Als ich durch das königliche Schloss ging, bemerkte ich misstrauische und neugierige Blicke auf mich. Die Höflinge fragten sich: Werde ich mich jetzt in einen Drachen verwandeln oder erst, wenn ich das Schlafzimmer der Königin erreiche? Gerüchte, dass ich mich in einen Drachen verwandeln könnte, haben sich vor langer Zeit im ganzen Königreich verbreitet, aber nur wenige haben mit eigenen Augen gesehen, wie die Metamorphose selbst stattfindet.
Seraphina sah und blieb ohne Augen.
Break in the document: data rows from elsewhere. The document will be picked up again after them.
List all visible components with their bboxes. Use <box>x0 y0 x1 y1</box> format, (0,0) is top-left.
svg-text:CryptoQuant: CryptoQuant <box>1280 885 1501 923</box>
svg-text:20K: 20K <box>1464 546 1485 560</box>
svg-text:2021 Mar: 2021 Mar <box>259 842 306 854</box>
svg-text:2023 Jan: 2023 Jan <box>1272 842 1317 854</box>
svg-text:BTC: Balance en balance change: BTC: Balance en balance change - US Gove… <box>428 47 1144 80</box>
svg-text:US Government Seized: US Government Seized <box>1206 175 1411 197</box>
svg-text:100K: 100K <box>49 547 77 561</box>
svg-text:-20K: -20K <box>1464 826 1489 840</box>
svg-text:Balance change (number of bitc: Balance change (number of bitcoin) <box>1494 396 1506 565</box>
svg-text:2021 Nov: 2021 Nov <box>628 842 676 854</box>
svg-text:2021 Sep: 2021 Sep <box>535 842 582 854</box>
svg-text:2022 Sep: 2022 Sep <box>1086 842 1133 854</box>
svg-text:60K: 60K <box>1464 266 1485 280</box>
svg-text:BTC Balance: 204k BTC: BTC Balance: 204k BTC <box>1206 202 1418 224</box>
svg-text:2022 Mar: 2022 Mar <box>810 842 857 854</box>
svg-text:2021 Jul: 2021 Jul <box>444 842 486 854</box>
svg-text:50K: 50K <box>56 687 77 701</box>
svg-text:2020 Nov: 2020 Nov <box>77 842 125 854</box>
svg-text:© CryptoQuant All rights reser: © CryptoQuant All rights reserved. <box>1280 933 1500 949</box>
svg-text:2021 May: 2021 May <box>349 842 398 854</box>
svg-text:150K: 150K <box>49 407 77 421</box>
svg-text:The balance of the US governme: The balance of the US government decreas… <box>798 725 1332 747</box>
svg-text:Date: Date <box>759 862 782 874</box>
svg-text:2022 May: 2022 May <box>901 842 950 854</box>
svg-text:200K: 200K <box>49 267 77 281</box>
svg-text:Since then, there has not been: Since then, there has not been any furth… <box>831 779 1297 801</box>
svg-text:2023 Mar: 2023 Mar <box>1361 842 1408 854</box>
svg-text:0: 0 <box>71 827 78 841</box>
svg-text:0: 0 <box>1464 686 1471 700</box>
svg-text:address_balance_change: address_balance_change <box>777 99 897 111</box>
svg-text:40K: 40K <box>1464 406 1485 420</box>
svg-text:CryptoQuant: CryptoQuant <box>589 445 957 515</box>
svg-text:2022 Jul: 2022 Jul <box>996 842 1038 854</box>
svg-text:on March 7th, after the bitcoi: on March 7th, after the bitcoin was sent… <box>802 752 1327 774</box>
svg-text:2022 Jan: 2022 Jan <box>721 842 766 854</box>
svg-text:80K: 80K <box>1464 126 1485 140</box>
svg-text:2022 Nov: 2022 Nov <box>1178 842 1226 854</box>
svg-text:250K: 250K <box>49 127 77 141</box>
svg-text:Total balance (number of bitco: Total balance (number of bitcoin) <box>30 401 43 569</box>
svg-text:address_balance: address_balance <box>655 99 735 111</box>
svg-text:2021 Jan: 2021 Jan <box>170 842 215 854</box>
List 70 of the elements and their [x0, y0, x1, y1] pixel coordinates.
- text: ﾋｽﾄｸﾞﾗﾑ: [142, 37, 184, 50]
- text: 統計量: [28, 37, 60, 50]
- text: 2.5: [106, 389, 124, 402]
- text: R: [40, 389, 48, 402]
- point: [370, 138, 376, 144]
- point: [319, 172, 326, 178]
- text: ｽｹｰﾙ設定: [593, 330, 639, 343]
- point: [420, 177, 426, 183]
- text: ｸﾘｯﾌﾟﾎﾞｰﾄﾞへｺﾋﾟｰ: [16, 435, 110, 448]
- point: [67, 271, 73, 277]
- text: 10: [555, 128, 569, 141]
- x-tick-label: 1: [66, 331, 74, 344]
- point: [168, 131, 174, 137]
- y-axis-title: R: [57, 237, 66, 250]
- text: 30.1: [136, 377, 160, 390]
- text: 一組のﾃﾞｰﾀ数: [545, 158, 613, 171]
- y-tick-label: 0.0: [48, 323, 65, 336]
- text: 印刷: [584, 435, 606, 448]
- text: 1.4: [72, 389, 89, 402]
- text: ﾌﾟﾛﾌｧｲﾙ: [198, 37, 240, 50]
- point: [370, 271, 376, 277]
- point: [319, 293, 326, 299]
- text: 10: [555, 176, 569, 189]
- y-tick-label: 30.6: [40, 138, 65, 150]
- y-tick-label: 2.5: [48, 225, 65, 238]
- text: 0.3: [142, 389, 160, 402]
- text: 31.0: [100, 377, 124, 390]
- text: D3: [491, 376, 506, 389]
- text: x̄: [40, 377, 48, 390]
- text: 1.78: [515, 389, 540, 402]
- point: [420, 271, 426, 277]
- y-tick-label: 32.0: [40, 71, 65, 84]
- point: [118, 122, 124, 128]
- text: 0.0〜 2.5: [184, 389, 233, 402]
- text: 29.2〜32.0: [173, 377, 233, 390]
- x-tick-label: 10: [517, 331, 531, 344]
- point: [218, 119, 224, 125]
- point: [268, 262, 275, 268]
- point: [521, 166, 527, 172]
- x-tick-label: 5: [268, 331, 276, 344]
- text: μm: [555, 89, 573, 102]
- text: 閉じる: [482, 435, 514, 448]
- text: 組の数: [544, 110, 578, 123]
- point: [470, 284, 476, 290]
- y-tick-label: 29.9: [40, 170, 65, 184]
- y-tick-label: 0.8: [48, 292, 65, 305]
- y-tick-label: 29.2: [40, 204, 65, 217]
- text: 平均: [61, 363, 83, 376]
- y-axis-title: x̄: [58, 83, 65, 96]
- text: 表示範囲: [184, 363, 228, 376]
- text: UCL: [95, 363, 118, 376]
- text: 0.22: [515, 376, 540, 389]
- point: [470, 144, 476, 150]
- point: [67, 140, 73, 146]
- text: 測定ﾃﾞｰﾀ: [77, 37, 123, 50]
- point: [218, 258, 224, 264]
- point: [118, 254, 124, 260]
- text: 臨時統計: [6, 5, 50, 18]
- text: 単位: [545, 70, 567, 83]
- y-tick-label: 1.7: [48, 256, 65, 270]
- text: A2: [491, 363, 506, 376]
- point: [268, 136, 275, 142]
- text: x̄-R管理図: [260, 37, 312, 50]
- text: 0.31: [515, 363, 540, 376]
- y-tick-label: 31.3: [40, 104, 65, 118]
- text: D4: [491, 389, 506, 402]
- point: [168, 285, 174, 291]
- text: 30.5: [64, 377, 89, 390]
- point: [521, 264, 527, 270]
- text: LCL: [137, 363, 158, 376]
Im Übrigen hätte es eine Lektion sein müssen, sich zu fürchten, aber es war ein Grund zur Neugier. Ich musste sogar einmal eine Klaue in das Auge eines neugierigen Dieners stechen, der uns durch das Schlüsselloch ansah. Sie konnte nicht sehen, wie sich die Königin und der Drache auf einem luxuriösen Bett paaren, aber die Spitze einer scharfen Klaue drang in das Schlüsselloch ein und stach in ihr Augenlid. Es gab so viel Kreischen im Schloss, dass sich alle daran erinnerten, dass es nicht mehr möglich war, das königliche Schlafzimmer auszuspionieren.
Manchmal mussten strenge Maßnahmen ergriffen werden. Und jetzt habe ich vielen klar gemacht, dass ich daraus einen Braten machen werde, wenn Nolan schlecht behandelt wird. Der Seneschall, den ich zuvor verbrannt hatte, widersprach mir nicht.
Serafina wartete auf mich und ging auf und ab durch die Schachtürme des Schlosses. Es war hoch hier oben, aber sie hatte keine Angst zu fallen, selbst wenn sie blind war. Ich dachte wahrscheinlich, ich würde sie aus allen Teilen der Welt verfolgen, ich spüre kaum, dass sie in Gefahr ist, und ich würde Zeit haben, sie zu retten. Außerdem schimmerte der bezauberte Anhänger, den ich ihr gab, um mich sofort zu rufen, immer noch an ihrem Hals. Ein schwarzes Spitzenband verbarg das Fehlen von Augen. Mit ihr sah Serafiina sehr mysteriös aus. Und das Parfüm hing in einem hellschwarzen Rauch in der Höhe über der Brüstung der Türme. Warteten sie auf ihre Befehle? Können sie etwas Bedeutendes für sie tun? Oder besteht ihre Aufgabe ausschließlich darin, Botschafter zu betäuben und die Zukunft vorherzusagen?
Ich setzte mich auf die Brüstung des Turms und wusste bereits, dass Seraphina mich sah. Dafür braucht sie keine Augen.
«Du bist zu spät zum Abendessen», tadelte sie, anstatt zu grüßen. «Und das Abendessen war übrigens feierlich. Für Botschafter aus Chalion.»
«Ich esse nicht das gleiche wie alle Ihre Gäste.»
«Sie haben ein Reh gejagt, damit du es roh auf den Tisch legst.»
«Waren die Botschafter von einem solchen Vergnügen schockiert?»
«Sie wären noch fassungsloser, wenn Sie anfangen würden, vor ihnen zu schlemmen.»
«Musste ich das Fleisch in einem Atemzug braten oder roh essen?»
«Wie wäre es spektakulärer?»
«Ich bin müde von Ihren Theateraufführungen. Behalte besser den Zirkus.» Ich blieb stehen und erinnerte mich an ihre Menagerie. Sie könnte einen anderen Zirkus arrangieren, wenn sie wollte! Es würde aus gefangenen magischen Kreaturen und einem naiven Drachen bestehen.